La libertà di poter fare l’insegnante. Non esistono più percorsi abilitanti. Non ci sono concorsi. Ci stiamo giocando una generazione di insegnanti. Con il risultato che, all’inizio dell’anno, si chiamano ragazzi non ancora laureati a riempire i vuoti di una cronica mancanza di insegnanti abilitati o di insegnanti di ruolo. Diciamolo una volta per tutte: un ragazzo o una ragazza, laureato in matematica, storia o lettere, che ha conseguito perfino i crediti formativi in pedagogia o didattica della sua disciplina, e che, magari, ha svolto anche supplenza (o tirocinio) per un anno, è ampiamente abilitato a insegnare. Non servono ulteriori specializzazioni, numeri chiusi, concorsi e ricorsi, o fantomatici corsi di abilitazione: 13 anni nelle scuole italiane e 5 in università abilitano a iniziare l’avventura dell’insegnamento, oppure a scegliere altre strade: ma lasciamo loro questa possibilità, che alla scuola servono di più giovani insegnanti che vincitori di concorsi.

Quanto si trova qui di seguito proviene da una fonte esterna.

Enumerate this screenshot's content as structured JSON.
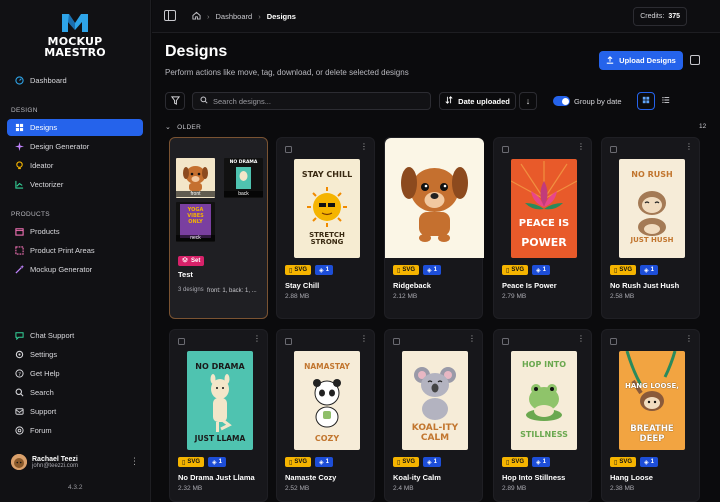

La libertà nel dirigere le scuole. Presidi e dirigenti scolastici sono la prima linea e i primi responsabili del funzionamento di una scuola. In Italia ci mettiamo più di 5 anni per fare un concorso che li selezioni, per poi renderli dei burocrati custodi delle procedure. Andrebbero scelti, uno a uno, magari coinvolgendo le comunità, dovrebbero avere capacità manageriali, stipendi adeguati e, soprattutto l’autonomia di scegliere, motivare, formare e premiare il corpo docenti. Su questo andrebbero valutati, promossi o bocciati.

La libertà di poter fare una scuola. In Italia le scuole sono tante, varie per natura giuridica, livello, proposta didattica, soggetto gestore, contesto territoriale o ambientale, eccetera. Non esiste “la scuola”, esistono molte scuole. Manca solo la libertà di poterle sperimentare, misurare, valutare. E di poterle scegliere. La speranza è sempre quella che chi governa sia capace di trovare strumenti di valutazione e controllo e, di pari passo, strumenti di libertà ed autonomia, anche finanziaria, per consentire al “genio educativo” del nostro paese di potersi esprimere. Con buona pace della Finlandia.